This is the last photo I took on yesterday’s ride. It’s about 20 miles from home, just south of Charleton Park in Barry County, on Section 1 of Baltimore Township. Charleston Park Road is mostly an arrow-straight road that follows the section lines, but here it makes a gentle curve around the pond below this barn. The scene is an old favorite of mine.
Just for fun, I looked in the GLO land patent database to see who the original purchaser was, and then searched for the name in the county histories. In the 1895 atlas (from which the image below was taken) the farmstead is shown as being owned by a C.S. Crittenden. But the original purchaser was Dayton Hall. He bought the land at the Kalamazoo land office, apparently in the 1850s, which is well after most of southern Michigan was settled.
Did I find any interesting anecdotes about Dayton Hall? No, not really. All I found, other than the fact that he was the first buyer of this land, was that he served as one of the two elected highway commissioners in 1852. Did he have an interest in getting a road to go conveniently past his new farm? Hard to say, but in this case having the road follow the section line, instead, would not be an easy construction project even now.
From the looks of the old map, the road didn’t used to make such a gentle, sweeping curve on the south. It was more like a right-angle turn in the old days. I’ve marked the approximate path of the current road in red.
According to my UniversalMap, that road that goes to the west on the south side of the farmstead is one that still exists, as a gravel road. I’ve never noticed it. One gets up a little speed riding down around this little curve. Maybe I’ve always enjoyed the place too much to even notice that gravel side road.
It looks like there used to be a school a half mile west. Someday I’ll have to take ride back there and take a look to see if there is still an old school building. If so, it would likely be one that’s now a residence.
(The map image is provided courtesy of www.HistoricMapWorks.com. You can click on the map to go to the page from which it was taken.)

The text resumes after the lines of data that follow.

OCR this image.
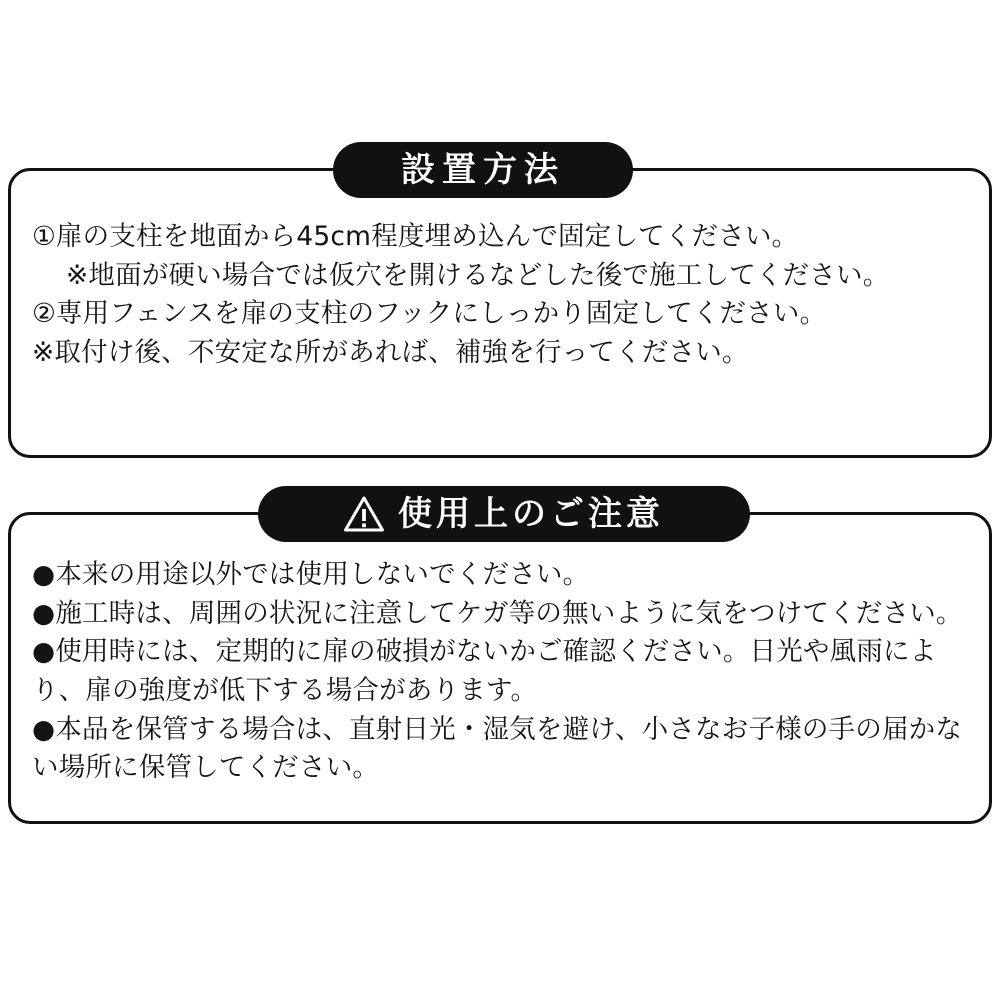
設置方法
①扉の支柱を地面から45cm程度埋め込んで固定してください。
※地面が硬い場合では仮穴を開けるなどした後で施工してください。
②専用フェンスを扉の支柱のフックにしっかり固定してください。
※取付け後、不安定な所があれば、補強を行ってください。
使用上のご注意
●本来の用途以外では使用しないでください。
●施工時は、周囲の状況に注意してケガ等の無いように気をつけてください。
●使用時には、定期的に扉の破損がないかご確認ください。日光や風雨により、扉の強度が低下する場合があります。
●本品を保管する場合は、直射日光・湿気を避け、小さなお子様の手の届かない場所に保管してください。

A little ways south of that barn, perhaps on one of the places identified as belonging to an Ikes in 1895, there is an old dairy farm close to the road. I used to enjoy riding past it. In the mid 1990s, it had that silage smell characteristic of a dairy farm, and sometimes there would be school-age boys helping with farm chores. That has been a rare sight for a long time, given how the farm population of the U.S. has been aging. But it has been a long time since the place had the appearance of a two-generation family operation. I imagine those boys are grown up and living away from their old home now. And there is no longer even the smell of a dairy farm.